The most poorly run trial ever before the ICTY – the high profile proceedings against the ultra-nationalist Serbian leader Vojislav Seselj – has entered into what I can only call its metastasis. AP reports that today the Trial Chamber, by 2 votes to 1 (presiding Judge Antonetti dissenting), decided to adjourn the trial indefinitely, for fears that the integrity of the proceedings has been compromised. The most serious allegations involve witness intimidation by Seselj’s associates – indeed, Seselj himself has recently been charged with contempt of Tribunal for disclosed the identity of a witness in the most recent, 1000 page instalment in his endless, Mein Kampf-like book series that he (supposedly) writes while in detention.
The trial itself has truly devolved into a travesty, with the presiding judge in particular showing an incredible lack of ability to manage the self-representing Seselj. In short, Seselj was basically allowed to run his own trial, with the presiding judge serving as his champion and biggest fan. That Seselj himself is probably one of the most obnoxious and irritating human beings in all of creation is really not an excuse for the amount of incompetence that has been displayed at the ICTY (see generally A. Zahar, ‘Legal Aid, Self-Representation and the Crisis at The Hague Tribunal’, (2008) 19 Criminal Law Forum 241; G. Sluiter, ‘Compromising the Authority of International Criminal Justice – How Vojislav Šešelj Runs His Trial’, (2007) 5 Journal of International Criminal Justice 529)

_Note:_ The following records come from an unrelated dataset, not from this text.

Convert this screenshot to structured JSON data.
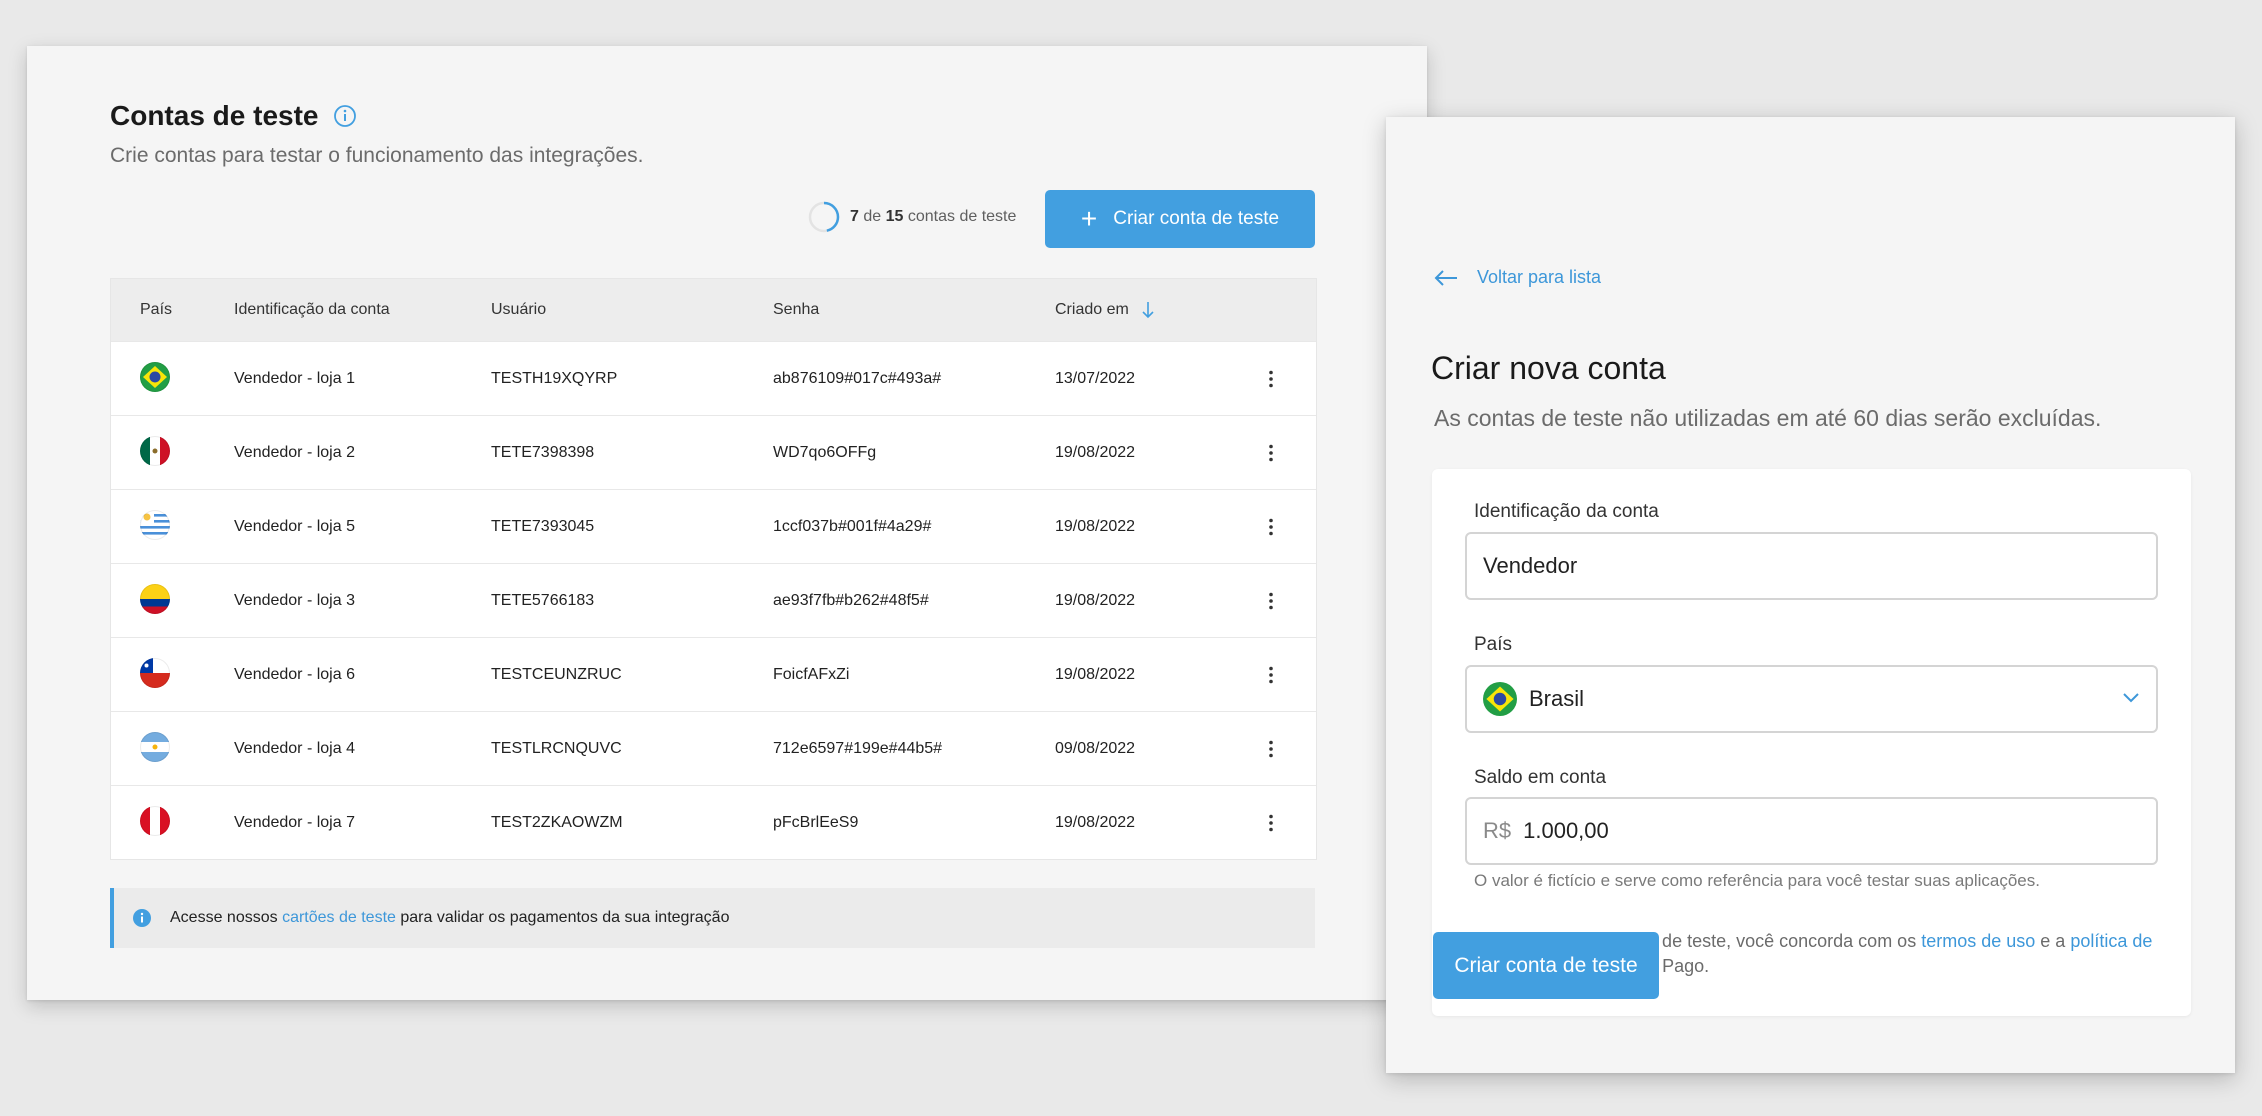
{
  "list": {
    "title": "Contas de teste",
    "subtitle": "Crie contas para testar o funcionamento das integrações.",
    "counter": {
      "current": "7",
      "of": "de",
      "total": "15",
      "suffix": "contas de teste",
      "progress_fraction": 0.4667
    },
    "create_button": "Criar conta de teste",
    "columns": [
      "País",
      "Identificação da conta",
      "Usuário",
      "Senha",
      "Criado em"
    ],
    "rows": [
      {
        "country": "BR",
        "name": "Vendedor - loja 1",
        "user": "TESTH19XQYRP",
        "password": "ab876109#017c#493a#",
        "created": "13/07/2022"
      },
      {
        "country": "MX",
        "name": "Vendedor - loja 2",
        "user": "TETE7398398",
        "password": "WD7qo6OFFg",
        "created": "19/08/2022"
      },
      {
        "country": "UY",
        "name": "Vendedor - loja 5",
        "user": "TETE7393045",
        "password": "1ccf037b#001f#4a29#",
        "created": "19/08/2022"
      },
      {
        "country": "CO",
        "name": "Vendedor - loja 3",
        "user": "TETE5766183",
        "password": "ae93f7fb#b262#48f5#",
        "created": "19/08/2022"
      },
      {
        "country": "CL",
        "name": "Vendedor - loja 6",
        "user": "TESTCEUNZRUC",
        "password": "FoicfAFxZi",
        "created": "19/08/2022"
      },
      {
        "country": "AR",
        "name": "Vendedor - loja 4",
        "user": "TESTLRCNQUVC",
        "password": "712e6597#199e#44b5#",
        "created": "09/08/2022"
      },
      {
        "country": "PE",
        "name": "Vendedor - loja 7",
        "user": "TEST2ZKAOWZM",
        "password": "pFcBrlEeS9",
        "created": "19/08/2022"
      }
    ],
    "notice": {
      "before": "Acesse nossos",
      "link": "cartões de teste",
      "after": "para validar os pagamentos da sua integração"
    }
  },
  "form": {
    "back_label": "Voltar para lista",
    "title": "Criar nova conta",
    "subtitle": "As contas de teste não utilizadas em até 60 dias serão excluídas.",
    "id_label": "Identificação da conta",
    "id_value": "Vendedor",
    "country_label": "País",
    "country_value": "Brasil",
    "balance_label": "Saldo em conta",
    "currency": "R$",
    "balance_value": "1.000,00",
    "balance_help": "O valor é fictício e serve como referência para você testar suas aplicações.",
    "terms": {
      "before": "Ao clicar em Criar conta de teste, você concorda com os",
      "link1": "termos de uso",
      "mid": "e a",
      "link2": "política de privacidade",
      "after": "do Mercado Pago."
    },
    "submit": "Criar conta de teste"
  },
  "colors": {
    "accent": "#429fe0",
    "link": "#3d97d9"
  }
}
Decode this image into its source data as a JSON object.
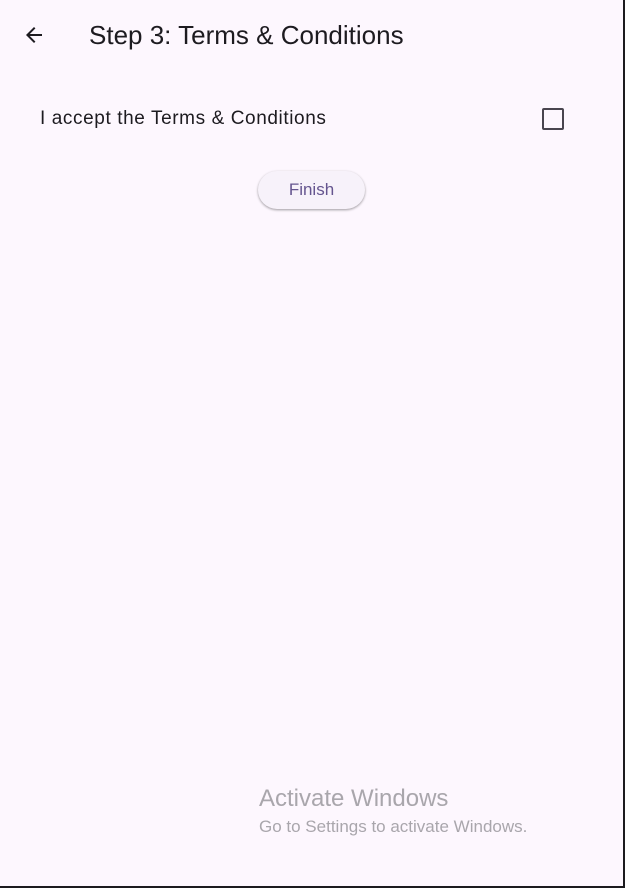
{
  "app_bar": {
    "back_icon": "arrow-left-icon",
    "title": "Step 3: Terms & Conditions"
  },
  "terms": {
    "label": "I accept the Terms & Conditions",
    "checked": false
  },
  "actions": {
    "finish_label": "Finish"
  },
  "watermark": {
    "title": "Activate Windows",
    "subtitle": "Go to Settings to activate Windows."
  },
  "colors": {
    "background": "#fdf7fe",
    "text": "#1d1b20",
    "button_text": "#65558f",
    "button_background": "#f7f2fa"
  }
}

There is for now no indication how the trial might find its way out of limbo. I won’t even try to explain what kind of impact these developments can have on the already abysmally poor public perception of the ICTY in the Balkans, Serbia in particular. (Not to mention the fact that poor Serbia (i.e. me; self-pity is the best kind of pity) is going to have to suffer through Seselj’s return to the country, probably sooner rather than later, and through his boasting that he actually managed to defeat the Tribunal.) What is fairly certain is that no-one working in the ICTY – least of all the judges – will actually bear any consequences for this fiasco.